ロシア最大の銀行スベルバンクが、2026年12月までに暗号資産ウォレットと保管サービスを開始する計画。

スベルバンク、2026年12月までに暗号資産ウォレットを提供へ

ロシア最大の銀行であるスベルバンクは、2026年12月初旬までに独自の暗号資産(仮想通貨)ウォレットとデジタル資産のカストディ(保管)サービスを開始する計画を明らかにした。これらの新機能は、9月1日に施行予定のデジタル通貨関連法の発効後、「Sberbank Online」および「SberInvestments」アプリに追加される予定だ。

この計画は、ロシア銀行金融会議において、スベルバンクの第一副会長キリル・ツァレフ氏が発表した。同氏によると、新たな法規制の施行から数か月以内に暗号資産ウォレットを顧客向けに提供する方針だという。同時に、暗号資産の保管および管理を行うデジタルカストディサービスを含む関連インフラの整備も進められており、2026年12月1日までの完成を目指している。

また、スベルバンクは海外の暗号資産取引所における取引仲介業務への参入も検討している。

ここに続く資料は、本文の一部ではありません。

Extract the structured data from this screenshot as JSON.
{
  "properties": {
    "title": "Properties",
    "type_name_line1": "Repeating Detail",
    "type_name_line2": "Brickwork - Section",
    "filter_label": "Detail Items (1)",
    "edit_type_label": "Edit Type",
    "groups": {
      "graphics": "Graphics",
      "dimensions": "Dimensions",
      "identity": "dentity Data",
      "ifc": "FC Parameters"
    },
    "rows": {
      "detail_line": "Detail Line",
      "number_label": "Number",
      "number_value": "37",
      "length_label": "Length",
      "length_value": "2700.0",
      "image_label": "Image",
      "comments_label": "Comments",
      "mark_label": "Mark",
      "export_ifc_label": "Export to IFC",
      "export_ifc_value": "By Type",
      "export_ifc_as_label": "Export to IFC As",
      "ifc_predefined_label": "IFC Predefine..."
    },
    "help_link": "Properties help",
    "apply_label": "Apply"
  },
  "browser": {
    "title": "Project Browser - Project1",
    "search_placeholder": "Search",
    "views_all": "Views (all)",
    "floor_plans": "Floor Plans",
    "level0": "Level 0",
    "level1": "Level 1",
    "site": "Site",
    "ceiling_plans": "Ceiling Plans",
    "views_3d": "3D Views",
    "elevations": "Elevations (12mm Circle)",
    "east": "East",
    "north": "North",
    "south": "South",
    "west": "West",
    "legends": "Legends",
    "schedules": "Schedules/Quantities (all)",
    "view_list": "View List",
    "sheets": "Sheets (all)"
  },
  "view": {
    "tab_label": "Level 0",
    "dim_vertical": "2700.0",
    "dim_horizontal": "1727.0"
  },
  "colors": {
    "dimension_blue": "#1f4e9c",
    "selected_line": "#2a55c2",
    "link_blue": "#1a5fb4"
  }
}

ただし、この判断はロシア国内で最終的に成立する法制度の内容や、海外取引所に適用される規制次第となる見込みだ。

同様の取り組みは、モスクワ取引所、VTB銀行、Tバンクなどの主要金融機関でも進められている。現在準備が進められている規制では、認可を受けた事業者がデジタル資産の保管サービスを提供し、暗号資産の売買や法定通貨との交換、さらには国際取引の決済を取り扱うことが可能になる。個人投資家はロシア国内の取引所で取引を行う前に知識試験への合格が求められ、プロ投資家ではない利用者には一定の投資上限が設けられる予定だ。ロシア銀行の関係者によれば、最初の正式な取引は2026年11月にも開始される可能性がある。

ロシアはすでに暗号資産の利用が広く普及している国の一つとなっている。ロシア財務省のイワン・チェベスコフ財務次官によると、現在およそ2,000万人、人口の約13.6%にあたるロシア国民が暗号資産を利用しているという。VisaおよびMastercardがロシア市場から撤退し、一部の銀行が国際決済ネットワークSWIFTから排除されたことを受け、暗号資産は国際送金や越境決済を行うための重要な手段の一つとなった。

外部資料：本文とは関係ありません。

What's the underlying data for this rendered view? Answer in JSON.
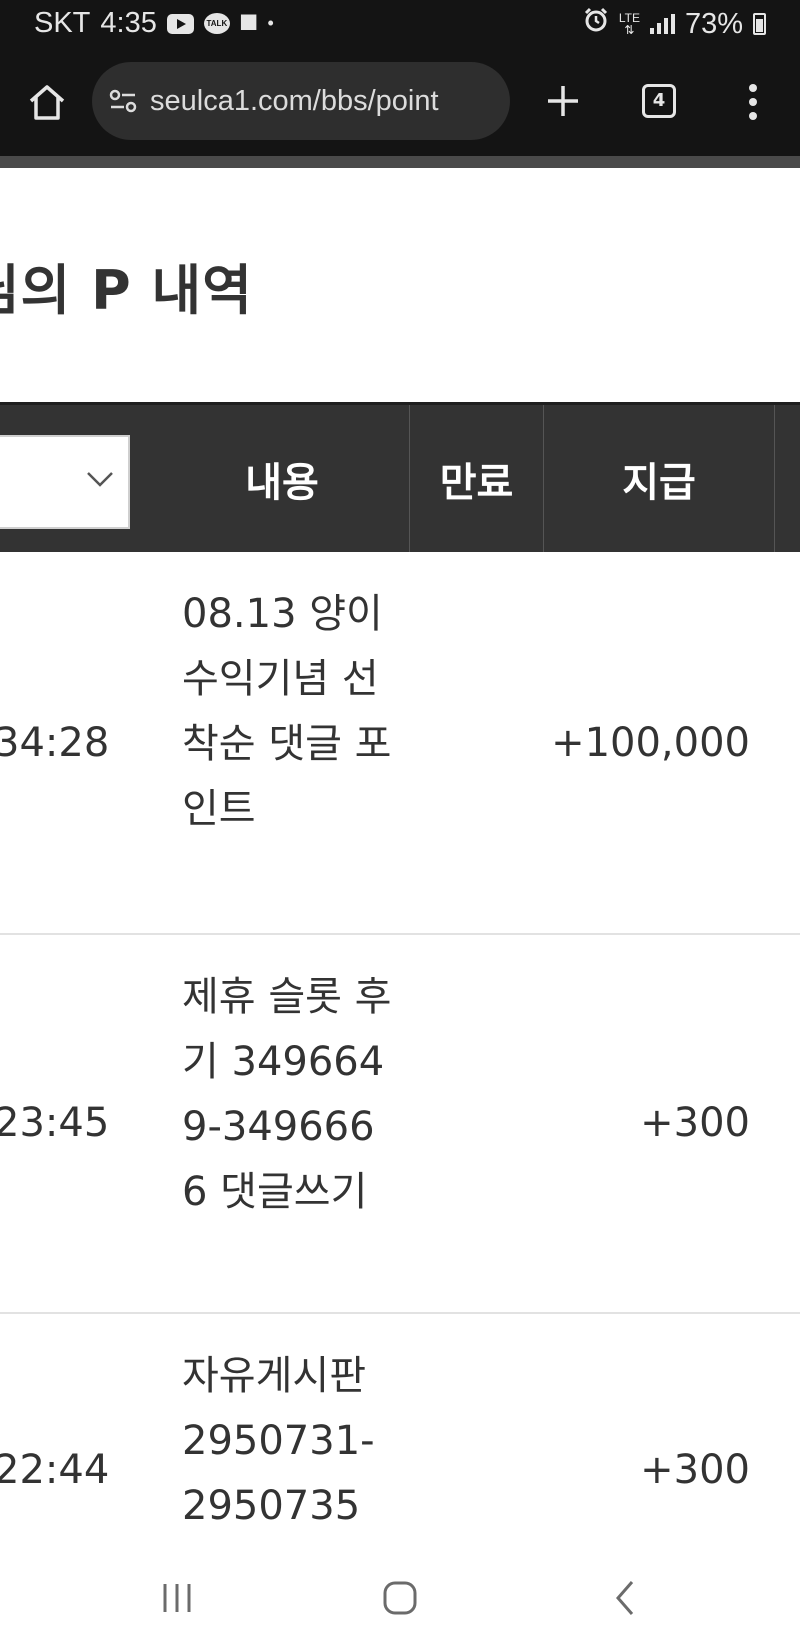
{
  "status_bar": {
    "carrier": "SKT",
    "time": "4:35",
    "notification_icons": [
      "youtube-icon",
      "kakaotalk-icon",
      "game-controller-icon",
      "dot-icon"
    ],
    "right_icons": [
      "alarm-icon",
      "lte-icon",
      "signal-icon"
    ],
    "lte_label": "LTE",
    "battery": "73%"
  },
  "browser": {
    "url": "seulca1.com/bbs/point",
    "tab_count": "4",
    "icons": [
      "home-icon",
      "site-settings-icon",
      "plus-icon",
      "tabs-icon",
      "more-vertical-icon"
    ]
  },
  "page": {
    "title": "님의 P 내역"
  },
  "table": {
    "headers": {
      "content": "내용",
      "expire": "만료",
      "paid": "지급"
    },
    "rows": [
      {
        "time": "34:28",
        "content": "08.13 양이 수익기념 선착순 댓글 포인트",
        "amount": "+100,000"
      },
      {
        "time": "23:45",
        "content": "제휴 슬롯 후기 3496649-3496666 댓글쓰기",
        "amount": "+300"
      },
      {
        "time": "22:44",
        "content": "자유게시판 2950731-2950735",
        "amount": "+300"
      }
    ]
  },
  "nav_bar": {
    "icons": [
      "recent-apps-icon",
      "home-circle-icon",
      "back-icon"
    ]
  },
  "colors": {
    "status_bg": "#141414",
    "url_bar_bg": "#2e2e2e",
    "table_header_bg": "#333333",
    "text": "#333333"
  }
}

一方で、欧州連合(EU)はロシアの暗号資産市場に対する制裁をさらに強化している。2026年5月には、デジタル資産の送金や交換を提供するロシアのプラットフォーム、およびステーブルコイン「RUBx」を利用した取引を禁止する新たな規制が施行された。さらに、6月10日に採択された追加制裁では対象となるプラットフォームが拡大されるとともに、EU域外の特定国から提供される暗号資産サービスを全面的に遮断できる仕組みも導入された。

スベルバンクによる暗号資産ウォレットの導入は、ロシア政府が進めるデジタル資産市場向けインフラ整備計画の一環と位置付けられている。正式なサービス開始時期は、暗号資産取引を規定する最終的な法案の公表および施行時期に左右される見通しだ.